After waking up, I calmly thought it over. I realized that recently I had treated my son unreasonably, so I decided to change myself. After looking inward to find my attachments, I found out that many of my thoughts and behaviors didn't meet the standard of Dafa. When I lost my temper, I acted as a demon with anger. However, when a conflict occurred between my son and me, I always demanded my son to change his behavior instead of looking inward to find my own problems. It was because I thought that I was his parent and he should listen to me, and behave according to my request. When facing a difficulty and a conflict, I didn't look inward to find my own problems, so I didn't handle my son's matters well. What bad mistakes I had made!

Teacher said:

"In every situation we should be good to others and be kind to people, let alone your family members. We should treat everyone the same, be good to our parents and our kids, and always be considerate of others. Then your heart isn't a selfish one when you do that, but a compassionate one--it's compassion."(Zhuan Falun)

I should be good to everyone and not only should I conduct myself well outside my home, but I should also conduct myself well inside my home. I should have the same kind heart. It was wrong for me to get mad with him at will just because he was my son. I should eliminate my demonic temper.

I knew that it was my fault. Next day, I sincerely told my son: "It was my fault that I spanked you yesterday. I should not treat you like that although you are a child. We cultivators should treat everyone the same. From now on I will never spank you anymore. If I lose control of myself again, you must remind me. We should all be good persons, alright? Can you forgive mom?" After my son listened to me, he was delighted and said: "Alright!" Let's move forward as if what happened yesterday never occurred. Moreover, my son also admitted his own mistakes. He said that he should not make me angry and would never do it again.

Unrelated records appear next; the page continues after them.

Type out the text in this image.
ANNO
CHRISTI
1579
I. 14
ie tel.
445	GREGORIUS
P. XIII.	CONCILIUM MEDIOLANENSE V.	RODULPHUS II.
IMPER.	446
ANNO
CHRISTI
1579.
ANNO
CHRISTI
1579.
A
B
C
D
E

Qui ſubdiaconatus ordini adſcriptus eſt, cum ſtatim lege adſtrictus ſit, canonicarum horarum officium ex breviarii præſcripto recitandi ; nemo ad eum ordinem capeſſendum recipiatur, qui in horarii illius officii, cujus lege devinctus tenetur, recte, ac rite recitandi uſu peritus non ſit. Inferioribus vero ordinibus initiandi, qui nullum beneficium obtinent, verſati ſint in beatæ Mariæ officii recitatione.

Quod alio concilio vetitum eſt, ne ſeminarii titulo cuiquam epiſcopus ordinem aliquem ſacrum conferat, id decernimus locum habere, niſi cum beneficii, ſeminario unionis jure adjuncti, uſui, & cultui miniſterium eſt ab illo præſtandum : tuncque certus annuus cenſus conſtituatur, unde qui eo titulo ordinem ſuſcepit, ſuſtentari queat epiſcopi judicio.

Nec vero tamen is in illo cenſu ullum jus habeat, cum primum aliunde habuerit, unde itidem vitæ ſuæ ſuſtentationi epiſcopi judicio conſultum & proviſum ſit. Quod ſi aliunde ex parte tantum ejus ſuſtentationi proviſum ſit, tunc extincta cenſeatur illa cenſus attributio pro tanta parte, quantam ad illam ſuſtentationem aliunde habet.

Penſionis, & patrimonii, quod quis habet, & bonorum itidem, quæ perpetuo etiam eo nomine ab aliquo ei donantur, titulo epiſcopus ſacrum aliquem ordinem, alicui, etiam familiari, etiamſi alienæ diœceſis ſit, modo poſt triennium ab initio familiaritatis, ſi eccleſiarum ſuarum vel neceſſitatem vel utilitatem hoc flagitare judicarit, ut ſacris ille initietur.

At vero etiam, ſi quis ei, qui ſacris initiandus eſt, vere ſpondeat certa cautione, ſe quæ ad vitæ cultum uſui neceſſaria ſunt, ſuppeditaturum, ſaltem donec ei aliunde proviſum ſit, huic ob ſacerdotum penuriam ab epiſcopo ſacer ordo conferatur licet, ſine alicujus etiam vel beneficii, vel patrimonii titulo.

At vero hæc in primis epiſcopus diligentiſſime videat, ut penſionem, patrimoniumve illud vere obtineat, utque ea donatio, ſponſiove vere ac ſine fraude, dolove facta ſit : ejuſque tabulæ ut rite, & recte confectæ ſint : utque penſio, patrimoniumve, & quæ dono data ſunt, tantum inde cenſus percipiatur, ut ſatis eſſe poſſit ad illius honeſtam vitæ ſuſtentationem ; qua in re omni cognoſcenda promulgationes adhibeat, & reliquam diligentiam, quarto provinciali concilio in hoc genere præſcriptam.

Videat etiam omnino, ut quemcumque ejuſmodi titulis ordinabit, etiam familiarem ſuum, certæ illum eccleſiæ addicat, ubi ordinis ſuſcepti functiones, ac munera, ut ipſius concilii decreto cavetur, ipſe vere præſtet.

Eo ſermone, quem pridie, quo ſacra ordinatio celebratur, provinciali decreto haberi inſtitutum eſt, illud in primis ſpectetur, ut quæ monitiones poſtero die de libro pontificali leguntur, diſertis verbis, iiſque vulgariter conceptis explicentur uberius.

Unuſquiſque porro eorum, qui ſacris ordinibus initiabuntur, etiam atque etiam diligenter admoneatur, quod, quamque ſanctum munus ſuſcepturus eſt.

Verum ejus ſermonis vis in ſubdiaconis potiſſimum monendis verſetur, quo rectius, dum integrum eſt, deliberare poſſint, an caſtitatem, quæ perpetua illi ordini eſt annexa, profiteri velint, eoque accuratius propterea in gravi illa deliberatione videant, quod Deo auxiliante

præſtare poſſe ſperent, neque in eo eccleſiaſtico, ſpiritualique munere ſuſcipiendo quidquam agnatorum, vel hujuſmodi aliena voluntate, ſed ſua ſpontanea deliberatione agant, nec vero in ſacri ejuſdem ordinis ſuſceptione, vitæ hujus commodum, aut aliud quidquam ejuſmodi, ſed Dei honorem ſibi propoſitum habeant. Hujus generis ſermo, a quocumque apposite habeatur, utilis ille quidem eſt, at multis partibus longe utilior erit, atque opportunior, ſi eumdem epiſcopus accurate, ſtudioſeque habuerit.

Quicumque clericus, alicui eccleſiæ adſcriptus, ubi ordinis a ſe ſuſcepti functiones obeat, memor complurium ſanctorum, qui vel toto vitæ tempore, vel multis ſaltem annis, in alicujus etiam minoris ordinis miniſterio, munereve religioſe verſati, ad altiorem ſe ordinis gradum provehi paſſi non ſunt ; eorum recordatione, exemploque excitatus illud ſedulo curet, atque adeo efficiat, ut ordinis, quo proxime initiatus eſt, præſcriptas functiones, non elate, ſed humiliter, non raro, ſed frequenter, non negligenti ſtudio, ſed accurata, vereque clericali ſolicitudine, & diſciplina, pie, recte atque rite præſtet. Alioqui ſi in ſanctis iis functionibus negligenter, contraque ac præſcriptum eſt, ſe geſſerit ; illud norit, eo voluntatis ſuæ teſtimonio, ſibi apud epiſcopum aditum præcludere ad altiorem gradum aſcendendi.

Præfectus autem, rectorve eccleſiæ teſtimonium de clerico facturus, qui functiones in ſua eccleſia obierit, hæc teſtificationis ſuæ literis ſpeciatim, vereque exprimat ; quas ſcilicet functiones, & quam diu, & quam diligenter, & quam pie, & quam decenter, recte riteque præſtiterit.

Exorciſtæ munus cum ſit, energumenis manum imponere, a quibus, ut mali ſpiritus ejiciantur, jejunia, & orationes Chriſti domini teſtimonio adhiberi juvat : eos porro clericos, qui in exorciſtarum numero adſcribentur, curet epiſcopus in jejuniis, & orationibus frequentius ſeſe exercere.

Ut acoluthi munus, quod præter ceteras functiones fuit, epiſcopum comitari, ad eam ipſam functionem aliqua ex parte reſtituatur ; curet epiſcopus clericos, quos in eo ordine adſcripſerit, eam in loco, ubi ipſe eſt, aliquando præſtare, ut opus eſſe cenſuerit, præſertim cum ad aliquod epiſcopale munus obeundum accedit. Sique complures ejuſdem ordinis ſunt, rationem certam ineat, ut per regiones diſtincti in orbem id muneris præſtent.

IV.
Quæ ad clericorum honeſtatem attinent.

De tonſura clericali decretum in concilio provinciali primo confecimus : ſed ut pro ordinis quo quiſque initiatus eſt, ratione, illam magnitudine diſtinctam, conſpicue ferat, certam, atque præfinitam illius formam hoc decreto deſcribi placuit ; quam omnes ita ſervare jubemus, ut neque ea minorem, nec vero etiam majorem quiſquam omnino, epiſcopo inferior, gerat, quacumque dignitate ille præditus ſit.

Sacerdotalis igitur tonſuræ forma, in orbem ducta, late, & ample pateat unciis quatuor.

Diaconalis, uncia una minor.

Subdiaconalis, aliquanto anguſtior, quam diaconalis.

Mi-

My son's changes made me feel ashamed. During my child's changes, I found the shortcomings in my cultivation. A child's actions are just like a mirror that reflects our behavior. I realized that I should improve myself. From that time on, whenever my son behaved badly, I would check myself to find out if my own actions were forcing him to behave that way. I found out that when I changed and corrected my behavior, my son also immediately improved his behavior as well.